Boasting a long line of celebrities, from Abbott and Costello to Snookie and “The Situation,” Jersey has colonized media far and wide for over half a century. The state’s motto, “Liberty and Prosperity” blatantly places equal value on wealth and freedom, something that many Americans do but would be loathe to admit. New Jersey is a small and noisy state with a high population of individuals, from a remarkably diverse set of backgrounds, bent on getting rich at any cost. I drove 100 miles across the Garden State diligently, despite constant traffic jams and perilous drivers trading stocks via text message.
|Leaving the Holland Tunnel,
When I reached Newark, I already felt like my journey was done. The New York metro area often includes all of New Jersey, but its jungle-like infrastructure doesn’t start until here. Home to the region’s 2nd-busiest airport and an industrial landscape that makes Gary, IN look like Palm Beach, Newark is just the kind of modern Hell that I love. It still took me over two hours and another $13 in tolls to reach the bosom of New York City, but I made the trip with the windows rolled down, taking in the shouts, honks and fumes of the country’s densest megalopolis.

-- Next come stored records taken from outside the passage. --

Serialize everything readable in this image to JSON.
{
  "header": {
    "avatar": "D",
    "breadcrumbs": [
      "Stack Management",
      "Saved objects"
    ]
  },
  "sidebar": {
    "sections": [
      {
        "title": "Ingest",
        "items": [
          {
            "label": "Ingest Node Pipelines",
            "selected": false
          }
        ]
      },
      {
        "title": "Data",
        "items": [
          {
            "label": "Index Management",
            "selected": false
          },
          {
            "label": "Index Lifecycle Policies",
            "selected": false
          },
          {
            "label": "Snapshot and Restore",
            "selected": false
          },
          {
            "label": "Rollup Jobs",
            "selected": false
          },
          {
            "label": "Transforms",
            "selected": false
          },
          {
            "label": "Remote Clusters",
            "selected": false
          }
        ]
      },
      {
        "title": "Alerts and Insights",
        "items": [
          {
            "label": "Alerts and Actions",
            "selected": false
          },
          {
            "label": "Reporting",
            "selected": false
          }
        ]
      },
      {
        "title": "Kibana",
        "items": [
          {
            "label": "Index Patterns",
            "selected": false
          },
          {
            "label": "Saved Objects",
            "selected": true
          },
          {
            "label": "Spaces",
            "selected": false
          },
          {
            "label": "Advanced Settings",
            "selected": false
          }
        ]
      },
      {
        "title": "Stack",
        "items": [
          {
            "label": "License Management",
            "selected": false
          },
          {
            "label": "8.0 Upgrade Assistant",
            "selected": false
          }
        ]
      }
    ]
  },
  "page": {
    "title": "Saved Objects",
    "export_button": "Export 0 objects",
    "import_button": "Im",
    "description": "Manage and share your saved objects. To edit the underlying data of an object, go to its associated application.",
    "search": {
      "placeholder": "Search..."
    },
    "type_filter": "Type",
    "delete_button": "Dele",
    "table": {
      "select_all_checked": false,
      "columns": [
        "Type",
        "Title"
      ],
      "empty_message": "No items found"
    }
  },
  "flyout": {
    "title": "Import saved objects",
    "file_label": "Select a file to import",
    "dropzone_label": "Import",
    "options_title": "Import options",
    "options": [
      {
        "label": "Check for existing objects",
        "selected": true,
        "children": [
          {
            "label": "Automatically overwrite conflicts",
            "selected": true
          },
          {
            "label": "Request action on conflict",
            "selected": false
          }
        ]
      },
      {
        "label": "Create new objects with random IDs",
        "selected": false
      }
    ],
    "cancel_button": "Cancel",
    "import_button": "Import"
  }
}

When I lived in New York City, I would use my spare time to explore the outer reaches of Brooklyn and Queens via bicycle. Once, with a few friends, I chanced on the discovery of a lonely and secluded beach, flanked by enormous missile silos, somewhere toward the end of Rockaway Peninsula. We went back dozens of times before the weather turned cold, opting for either the 2-hour bike ride or the 3-hour subway trip. We weren’t the only ones who “discovered” the beach that summer: Williamsburg ‘zines started giving Fort Tilden write-ups, and East Village publications diligently followed. Soon, the narrow stretch of Rockaway Peninsula was a haven for tattooed graphic designers and savvy NYU students—but we didn’t mind. To us it represented success: we had discovered it on our own; we had found something new and good in the midst of 8 million restless souls, and that meant it was ours.

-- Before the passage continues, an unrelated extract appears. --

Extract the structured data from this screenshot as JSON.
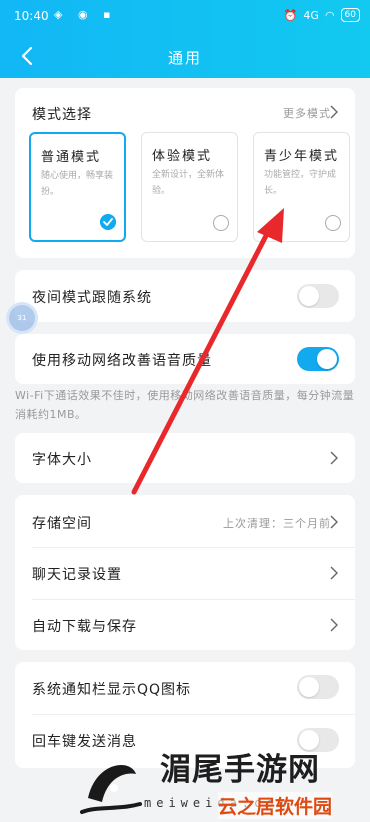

I hadn’t seen the beach since before Hurricane Sandy, and I wasn’t even sure if it still existed, but once I hit Brooklyn I beelined straight for the coast. The beach was there, albeit humbled, its sandy barrier reduced to sidewalk level. No matter—I jumped into the warm water and relished my accomplishment. Somehow, though, I knew that this wasn’t my last stop. In a mirror reversal of manifest destiny, I understood why the colonists, the settlers and the pioneers had continued west. I felt the momentum of the journey compelling me to press on, past the sunless horizon and forward to the next discovery.